Unitarian Fellowship of Tokyo
The Unitarian Fellowship of Tokyo will discuss “Religion and Virtual Reality” with Zita Wenzel at their regular monthly meeting in April. Founded in Tokyo in 1965, the Unitarian Fellowship defines itself as a community of seekers rather than believers and does not require agreement with a creed for membership. The group, which includes Japanese as well as long and short-term foreign residents of Japan, discusses religion, morality, literature, international relations, art and more. It’s all part of the common search for truth and sharing what is found as part of that search. Visit their website for more information on upcoming topics and how to get involved.

tokyounitarianfellowship.blogspot.com

Tokyo Toastmasters
Breakfast Toastmasters, a public speaking group that is part of Toastmasters International, offers members the chance to network while learning to become better public speakers. Bi-monthly meetings on the second and fourth Thursdays of each month help members foster leadership and communication skills in a supportive environment. A second group, the Pioneer Toastmasters, meets on the second Friday of each month. Visit each group’s website to find out more information and how to get involved.
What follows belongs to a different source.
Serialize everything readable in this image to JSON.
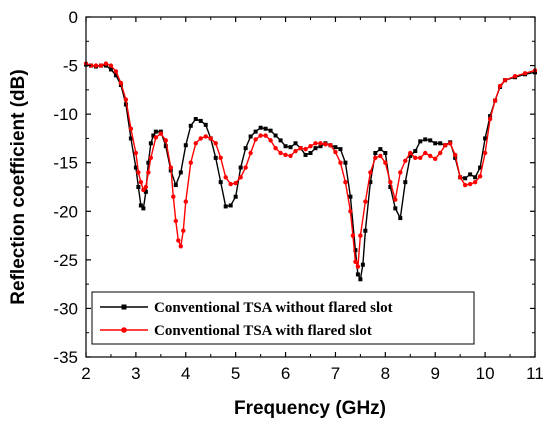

breakfast.toastmastersclubs.org
www.meetup.com/PioneerTMC

Tokyo Bus Display Overhaul
The Tourism Ministry recently announced that the number of foreign visitors to Japan in January 2017 reached 2.3 million, a 24 percent increase from the same time last year. This affirmed the need for national and local governments to continue efforts to make the country more foreigner friendly, and resulted in plans by the Tokyo Metropolitan Government to introduce alphanumeric displays of bus routes. Starting in 2018, bus displays will be overhauled in order to make them easier to understand. The Transportation Bureau currently operates 129 bus routes represented by numbers and kanji characters for terminals. The new system will be displayed along with the traditional system.

Tambo Art in Soma
Join organizers and community members in Soma to plant this year’s design! Tambo (rice field) art is perhaps most famous in nearby Akita Prefecture, but this little town in Fukushima is bringing its own take on the practice. In an effort to boost community morale and continue to build on recovery efforts after the March 2011 earthquake and tsunami, Soma residents are planting four different colors of rice in a pattern for the third year in a row. The first event of a series will be planting in May 13th, followed by viewing on July 29th, and finally, harvesting on October 28th. For a little bit of deliciousness and community, join the fun. For registration details, visit their website somatamboart.org

Oiso Market
On the third Sunday of each month, head south past Yokohama and Kamakura to the port city of Oiso for the monthly Oiso Market. Visitors will find a lively market featuring a wide variety of local and seasonal fruits and vegetables, along with any number of artisanal treasures made by local craftspeople. Vendors to watch out for include Lee’s Bread, Atsugi’s very own Sankt Gallen Beer, and Seisho Asobukai’s peanut dessert. A fine selection of food trucks serve ramen, Jamaican and Indian cuisines—treats to be enjoyed during live musical performances by local artists. In summer, the event transforms itself into a night market in order to beat the heat.

www.oisoichi.info

I Am Jane
A new organization, I Am Jane, proactively confronts the issue of rape and sexual violence in Japan. Started by Catherine Jane Fisher, a rape victim who turned her multi-year search for justice into a powerful statement against sexual violence, the organization was officially recognized as an NPO in January of this year. I Am Jane aims to educate the general public about the issue of sexual violence while offering a compendium of resources for victims, their families, and friends. Those interested in volunteering or offering support should visit the website for further details.

iamjane.org

Tokyo Theatre for Children
Those who believe the world is a stage will be pleased to hear about the Tokyo Theatre for Children. Started by three international mothers, their first show was Hansel and Gretel in 1974. The all-volunteer community theatre troupe and nonprofit puts on English-language musical theatre productions geared for children and theatre lovers of all ages. Past productions have included the Wizard of Oz, The Little Mermaid, Treasure Island, and Peter Rabbit. Put that talent for building, sewing, acting, singing or organizing to work for a unique group in the Big Mikan. Visit their website for more information on how to get involved.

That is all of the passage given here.